Павел отшатнулся. Апостолос уже успел переместиться к столу. Как ни в чем не бывало он сидел и тасовал карты.
— Ну, граф, сумел я вас поразить?
— Признаться, да, — выдавил из себя Павел. Он судорожно соображал, что можно предпринять в данной ситуации, и ни на секунду не забывал о лежавшем на столе пистолете. Разговор предстоял серьезный и, возможно, короткий. Все решало хладнокровие, с которым он обязан перенести провал их операции.
Павел прикрыл дверь, медленно обошел Апостолоса и сел за стол напротив него.
— Отлично, как раз это-то я и хотел вам предложить, — Апостолос разорвал колоду и бросил ее на стол.
Павел молчал. Он переживал за Антигони и знал, что обязан спасти ее. У него даже не возникла мысль, что она сама, по собственной воле, вернулась к бывшему любовнику.
— Итак, граф. Это наша последняя игра, и вам придется принять мои условия.
— Если они не противоречат моим убеждениям, — предупредил Павел.
— После того, что вы позволили себе, плевал я на ваши убеждения, — рявкнул Апостолос и тут же взял себя в руки. — Предложение такое. Если вы выигрываете, то получаете катер и отправляетесь на все четыре стороны. А ежели проигрываете, то уж придется обойтись без катера. Прыгаете с борта корабля, а дальше уж как Бог рассудит. Идет?

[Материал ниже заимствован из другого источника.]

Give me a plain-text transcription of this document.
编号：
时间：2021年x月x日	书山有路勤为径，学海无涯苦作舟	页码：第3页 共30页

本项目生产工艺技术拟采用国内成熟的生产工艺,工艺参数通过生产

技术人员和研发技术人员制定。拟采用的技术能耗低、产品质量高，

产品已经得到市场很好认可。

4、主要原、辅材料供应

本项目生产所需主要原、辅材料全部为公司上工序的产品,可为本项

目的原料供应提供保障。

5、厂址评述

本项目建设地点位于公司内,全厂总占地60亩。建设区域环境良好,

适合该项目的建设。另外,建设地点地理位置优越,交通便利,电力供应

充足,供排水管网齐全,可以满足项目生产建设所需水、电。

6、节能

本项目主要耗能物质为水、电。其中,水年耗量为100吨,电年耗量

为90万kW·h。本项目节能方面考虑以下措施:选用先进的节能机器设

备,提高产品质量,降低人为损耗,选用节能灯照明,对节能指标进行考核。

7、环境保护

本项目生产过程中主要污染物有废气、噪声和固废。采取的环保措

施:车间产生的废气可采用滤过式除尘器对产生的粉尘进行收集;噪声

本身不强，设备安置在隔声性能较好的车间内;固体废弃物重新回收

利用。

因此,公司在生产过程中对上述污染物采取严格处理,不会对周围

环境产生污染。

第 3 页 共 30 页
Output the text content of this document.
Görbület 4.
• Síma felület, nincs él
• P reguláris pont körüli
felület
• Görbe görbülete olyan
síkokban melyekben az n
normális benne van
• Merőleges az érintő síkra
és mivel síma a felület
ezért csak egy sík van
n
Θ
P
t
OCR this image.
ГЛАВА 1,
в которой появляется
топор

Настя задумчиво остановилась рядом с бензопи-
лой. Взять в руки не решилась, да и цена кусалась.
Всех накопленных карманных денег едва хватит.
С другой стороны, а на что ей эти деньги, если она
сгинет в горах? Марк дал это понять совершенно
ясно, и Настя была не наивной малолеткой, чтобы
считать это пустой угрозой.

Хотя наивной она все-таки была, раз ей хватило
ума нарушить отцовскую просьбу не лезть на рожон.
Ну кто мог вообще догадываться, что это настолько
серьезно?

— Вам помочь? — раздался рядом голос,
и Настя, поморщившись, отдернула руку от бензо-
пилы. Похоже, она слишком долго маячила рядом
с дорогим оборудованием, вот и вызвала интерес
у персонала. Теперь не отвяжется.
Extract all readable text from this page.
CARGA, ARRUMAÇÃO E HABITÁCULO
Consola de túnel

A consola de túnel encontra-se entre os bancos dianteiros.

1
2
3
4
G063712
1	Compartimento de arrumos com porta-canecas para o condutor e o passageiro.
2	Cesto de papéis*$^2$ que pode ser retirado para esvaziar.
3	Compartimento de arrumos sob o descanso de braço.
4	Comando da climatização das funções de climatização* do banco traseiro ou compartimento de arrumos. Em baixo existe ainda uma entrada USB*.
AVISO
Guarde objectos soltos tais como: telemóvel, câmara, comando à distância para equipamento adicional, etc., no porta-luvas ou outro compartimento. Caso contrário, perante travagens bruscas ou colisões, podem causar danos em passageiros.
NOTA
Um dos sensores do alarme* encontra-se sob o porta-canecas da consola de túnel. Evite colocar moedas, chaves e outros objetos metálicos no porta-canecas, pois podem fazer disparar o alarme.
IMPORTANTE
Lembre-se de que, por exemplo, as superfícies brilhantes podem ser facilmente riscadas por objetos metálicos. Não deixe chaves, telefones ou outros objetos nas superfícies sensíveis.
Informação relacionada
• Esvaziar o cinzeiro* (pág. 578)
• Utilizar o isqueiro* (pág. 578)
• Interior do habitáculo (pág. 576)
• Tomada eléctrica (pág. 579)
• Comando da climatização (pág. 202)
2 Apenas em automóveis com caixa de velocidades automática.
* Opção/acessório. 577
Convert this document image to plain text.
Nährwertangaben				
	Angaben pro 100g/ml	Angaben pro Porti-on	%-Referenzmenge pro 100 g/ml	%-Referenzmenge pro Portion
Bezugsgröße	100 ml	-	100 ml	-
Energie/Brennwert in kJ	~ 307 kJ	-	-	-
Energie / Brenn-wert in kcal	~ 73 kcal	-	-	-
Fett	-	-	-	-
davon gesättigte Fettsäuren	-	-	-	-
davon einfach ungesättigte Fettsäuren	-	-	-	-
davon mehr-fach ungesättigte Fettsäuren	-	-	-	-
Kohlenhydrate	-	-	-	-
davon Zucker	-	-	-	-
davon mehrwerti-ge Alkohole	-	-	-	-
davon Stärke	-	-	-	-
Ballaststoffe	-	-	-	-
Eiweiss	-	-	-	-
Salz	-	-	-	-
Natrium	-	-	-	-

Павел спокойно посмотрел на Апостолоса. Закурил его любимую тонкую сигару и выдвинул свои условия.
— Мы должны играть на равных. За вами пока сила ваших боевиков, за мной знание того, что находится в трюме. Поэтому, мой выигрыш — и вы полностью сдаете мне власть на корабле. Разоружаете охрану, удаляетесь под домашний арест, вплоть до появления на корабле сотрудников Интерпола. А уж коль выиграете, то я согласен прыгнуть с борта вниз головой.
Сказав это, Павел облокотился подбородком на набалдашник палки и без всякой злости и ненависти посмотрел на адмирала. Тот не знал, на что решиться. Но нс принять вызов, показать свою слабость и нерешительность не мог себе позволить. И, не обращая внимания на красноречивые взгляды, бросаемые Лефтерисом, хлопнул ладонью по столу.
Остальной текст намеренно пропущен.